The getText(url) takes an URI representing the location of the audio sample (the actual voice message), fetches it and then uses the previously initialized audio context to an raw audio buffer with a sample rate that matches the one of the model. That’s as simple as calling decodeAudioData (again, the beauty of the Web as a platform). The Coqui STT APIs expect the audio values to be an array of 16-bit, mono raw audio samples. Unfortunately the audio context returns a Float32Array so some conversion is needed before the audio files can be processed.

The converted, raw buffer can then be fed to the loaded model by creating a stream, feeding it with the buffer, and then waiting for the transcribed text to be computed.

export async function getText(url: string): Promise<string> {
  if (!activeModel || !audioContext) {
    throw new Error(
      'SpeechToText.start() must be successfully called before transcribing messages'
    );
  }

  log.info(`SpeechToText.getText: transcribing ${url} with model ${BASE_MODEL_PATH}`);
  const response = await fetch(url);
  const raw = await response.arrayBuffer();
  const audioBuffer = await audioContext.decodeAudioData(raw);

  if (audioBuffer.sampleRate != activeModel.sampleRate()) {
    // In practice, this should never happen. The audio context should do its magic
    // for us to prevent it.
    throw new Error(
      `SpeechToText.getText: message rate ${audioBuffer.sampleRate},  model ${activeModel.sampleRate()}`
    );
  }

  let processedData = converFloat32ToInt16(audioBuffer.getChannelData(0));
  let modelStream = activeModel.createStream();
  modelStream.feedAudioContent(Buffer.from(processedData.buffer));
  return modelStream.finishStream();
}

Step 3 - Wiring things together

The easiest way that I found to stitch everything together was to add a specialized reactjs effect to perform the speech to text transcribing for messages that had “audio attachments”, in MessageAudio.tsx. This was as easy as calling the previously discussed getText function and providing it with the URL of the audio attachment. I slightly extended the HTML of the component showing the message in Signal in order for it to support showing the transcribed audio once it’s available. See this commit.

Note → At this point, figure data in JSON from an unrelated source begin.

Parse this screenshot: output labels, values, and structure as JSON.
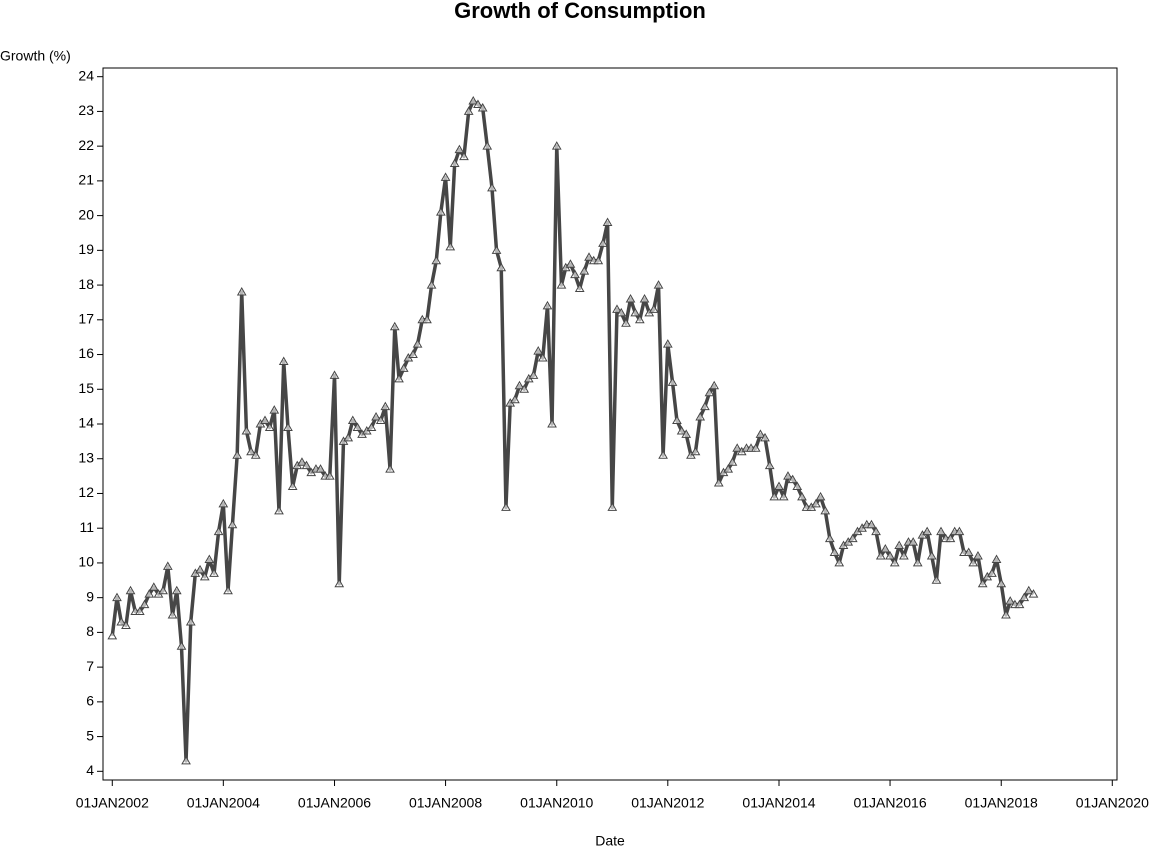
{
  "chart_data": {
    "type": "line",
    "title": "Growth of Consumption",
    "x_label": "Date",
    "y_label": "Growth (%)",
    "color": "#464646",
    "x": [
      "2002-01-01",
      "2002-02-01",
      "2002-03-01",
      "2002-04-01",
      "2002-05-01",
      "2002-06-01",
      "2002-07-01",
      "2002-08-01",
      "2002-09-01",
      "2002-10-01",
      "2002-11-01",
      "2002-12-01",
      "2003-01-01",
      "2003-02-01",
      "2003-03-01",
      "2003-04-01",
      "2003-05-01",
      "2003-06-01",
      "2003-07-01",
      "2003-08-01",
      "2003-09-01",
      "2003-10-01",
      "2003-11-01",
      "2003-12-01",
      "2004-01-01",
      "2004-02-01",
      "2004-03-01",
      "2004-04-01",
      "2004-05-01",
      "2004-06-01",
      "2004-07-01",
      "2004-08-01",
      "2004-09-01",
      "2004-10-01",
      "2004-11-01",
      "2004-12-01",
      "2005-01-01",
      "2005-02-01",
      "2005-03-01",
      "2005-04-01",
      "2005-05-01",
      "2005-06-01",
      "2005-07-01",
      "2005-08-01",
      "2005-09-01",
      "2005-10-01",
      "2005-11-01",
      "2005-12-01",
      "2006-01-01",
      "2006-02-01",
      "2006-03-01",
      "2006-04-01",
      "2006-05-01",
      "2006-06-01",
      "2006-07-01",
      "2006-08-01",
      "2006-09-01",
      "2006-10-01",
      "2006-11-01",
      "2006-12-01",
      "2007-01-01",
      "2007-02-01",
      "2007-03-01",
      "2007-04-01",
      "2007-05-01",
      "2007-06-01",
      "2007-07-01",
      "2007-08-01",
      "2007-09-01",
      "2007-10-01",
      "2007-11-01",
      "2007-12-01",
      "2008-01-01",
      "2008-02-01",
      "2008-03-01",
      "2008-04-01",
      "2008-05-01",
      "2008-06-01",
      "2008-07-01",
      "2008-08-01",
      "2008-09-01",
      "2008-10-01",
      "2008-11-01",
      "2008-12-01",
      "2009-01-01",
      "2009-02-01",
      "2009-03-01",
      "2009-04-01",
      "2009-05-01",
      "2009-06-01",
      "2009-07-01",
      "2009-08-01",
      "2009-09-01",
      "2009-10-01",
      "2009-11-01",
      "2009-12-01",
      "2010-01-01",
      "2010-02-01",
      "2010-03-01",
      "2010-04-01",
      "2010-05-01",
      "2010-06-01",
      "2010-07-01",
      "2010-08-01",
      "2010-09-01",
      "2010-10-01",
      "2010-11-01",
      "2010-12-01",
      "2011-01-01",
      "2011-02-01",
      "2011-03-01",
      "2011-04-01",
      "2011-05-01",
      "2011-06-01",
      "2011-07-01",
      "2011-08-01",
      "2011-09-01",
      "2011-10-01",
      "2011-11-01",
      "2011-12-01",
      "2012-01-01",
      "2012-02-01",
      "2012-03-01",
      "2012-04-01",
      "2012-05-01",
      "2012-06-01",
      "2012-07-01",
      "2012-08-01",
      "2012-09-01",
      "2012-10-01",
      "2012-11-01",
      "2012-12-01",
      "2013-01-01",
      "2013-02-01",
      "2013-03-01",
      "2013-04-01",
      "2013-05-01",
      "2013-06-01",
      "2013-07-01",
      "2013-08-01",
      "2013-09-01",
      "2013-10-01",
      "2013-11-01",
      "2013-12-01",
      "2014-01-01",
      "2014-02-01",
      "2014-03-01",
      "2014-04-01",
      "2014-05-01",
      "2014-06-01",
      "2014-07-01",
      "2014-08-01",
      "2014-09-01",
      "2014-10-01",
      "2014-11-01",
      "2014-12-01",
      "2015-01-01",
      "2015-02-01",
      "2015-03-01",
      "2015-04-01",
      "2015-05-01",
      "2015-06-01",
      "2015-07-01",
      "2015-08-01",
      "2015-09-01",
      "2015-10-01",
      "2015-11-01",
      "2015-12-01",
      "2016-01-01",
      "2016-02-01",
      "2016-03-01",
      "2016-04-01",
      "2016-05-01",
      "2016-06-01",
      "2016-07-01",
      "2016-08-01",
      "2016-09-01",
      "2016-10-01",
      "2016-11-01",
      "2016-12-01",
      "2017-01-01",
      "2017-02-01",
      "2017-03-01",
      "2017-04-01",
      "2017-05-01",
      "2017-06-01",
      "2017-07-01",
      "2017-08-01",
      "2017-09-01",
      "2017-10-01",
      "2017-11-01",
      "2017-12-01",
      "2018-01-01",
      "2018-02-01",
      "2018-03-01",
      "2018-04-01",
      "2018-05-01",
      "2018-06-01",
      "2018-07-01",
      "2018-08-01"
    ],
    "values": [
      7.9,
      9.0,
      8.3,
      8.2,
      9.2,
      8.6,
      8.6,
      8.8,
      9.1,
      9.3,
      9.1,
      9.2,
      9.9,
      8.5,
      9.2,
      7.6,
      4.3,
      8.3,
      9.7,
      9.8,
      9.6,
      10.1,
      9.7,
      10.9,
      11.7,
      9.2,
      11.1,
      13.1,
      17.8,
      13.8,
      13.2,
      13.1,
      14.0,
      14.1,
      13.9,
      14.4,
      11.5,
      15.8,
      13.9,
      12.2,
      12.8,
      12.9,
      12.8,
      12.6,
      12.7,
      12.7,
      12.5,
      12.5,
      15.4,
      9.4,
      13.5,
      13.6,
      14.1,
      13.9,
      13.7,
      13.8,
      13.9,
      14.2,
      14.1,
      14.5,
      12.7,
      16.8,
      15.3,
      15.6,
      15.9,
      16.0,
      16.3,
      17.0,
      17.0,
      18.0,
      18.7,
      20.1,
      21.1,
      19.1,
      21.5,
      21.9,
      21.7,
      23.0,
      23.3,
      23.2,
      23.1,
      22.0,
      20.8,
      19.0,
      18.5,
      11.6,
      14.6,
      14.7,
      15.1,
      15.0,
      15.3,
      15.4,
      16.1,
      15.9,
      17.4,
      14.0,
      22.0,
      18.0,
      18.5,
      18.6,
      18.3,
      17.9,
      18.4,
      18.8,
      18.7,
      18.7,
      19.2,
      19.8,
      11.6,
      17.3,
      17.2,
      16.9,
      17.6,
      17.2,
      17.0,
      17.6,
      17.2,
      17.3,
      18.0,
      13.1,
      16.3,
      15.2,
      14.1,
      13.8,
      13.7,
      13.1,
      13.2,
      14.2,
      14.5,
      14.9,
      15.1,
      12.3,
      12.6,
      12.7,
      12.9,
      13.3,
      13.2,
      13.3,
      13.3,
      13.3,
      13.7,
      13.6,
      12.8,
      11.9,
      12.2,
      11.9,
      12.5,
      12.4,
      12.2,
      11.9,
      11.6,
      11.6,
      11.7,
      11.9,
      11.5,
      10.7,
      10.3,
      10.0,
      10.5,
      10.6,
      10.7,
      10.9,
      11.0,
      11.1,
      11.1,
      10.9,
      10.2,
      10.4,
      10.2,
      10.0,
      10.5,
      10.2,
      10.6,
      10.6,
      10.0,
      10.8,
      10.9,
      10.2,
      9.5,
      10.9,
      10.7,
      10.7,
      10.9,
      10.9,
      10.3,
      10.3,
      10.0,
      10.2,
      9.4,
      9.6,
      9.7,
      10.1,
      9.4,
      8.5,
      8.9,
      8.8,
      8.8,
      9.0,
      9.2,
      9.1
    ],
    "xlim": [
      "2001-11-01",
      "2020-02-01"
    ],
    "xticks": [
      {
        "value": "2002-01-01",
        "label": "01JAN2002"
      },
      {
        "value": "2004-01-01",
        "label": "01JAN2004"
      },
      {
        "value": "2006-01-01",
        "label": "01JAN2006"
      },
      {
        "value": "2008-01-01",
        "label": "01JAN2008"
      },
      {
        "value": "2010-01-01",
        "label": "01JAN2010"
      },
      {
        "value": "2012-01-01",
        "label": "01JAN2012"
      },
      {
        "value": "2014-01-01",
        "label": "01JAN2014"
      },
      {
        "value": "2016-01-01",
        "label": "01JAN2016"
      },
      {
        "value": "2018-01-01",
        "label": "01JAN2018"
      },
      {
        "value": "2020-01-01",
        "label": "01JAN2020"
      }
    ],
    "ylim": [
      3.75,
      24.25
    ],
    "yticks": [
      4,
      5,
      6,
      7,
      8,
      9,
      10,
      11,
      12,
      13,
      14,
      15,
      16,
      17,
      18,
      19,
      20,
      21,
      22,
      23,
      24
    ],
    "grid": false
  }
}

Conclusions and potential improvements

This was a fun experiment, but nowhere near production ready. I really wish this was a polished feature of the products I use the most! While the current implementation relies on models to be downloaded, the major upside is that the raw unencrypted audio streams never have to leave the local machine. The speech to text computation process is completely offline. Aside from the transcription quality, there are a few companion features that I believe would make such a capability amazing:

  • once a transcription is computed, we should be able to save it locally and not automatically retrigger STT next time (unless requested so by the user, in case a new model is available); this would allow us to save processing time and make loading huge conversations much faster;
  • with transcriptions being safely stored to the disk, we could even think about making audio messages searchable, by indexing the transcribed text. That would make my days so much better;
  • allow users to tweak the transcribed text, to manually fix wrong transcriptions and make searches more effective; who knows, maybe in the future this could feed back into the model via federated learning or one-shot distributed learning.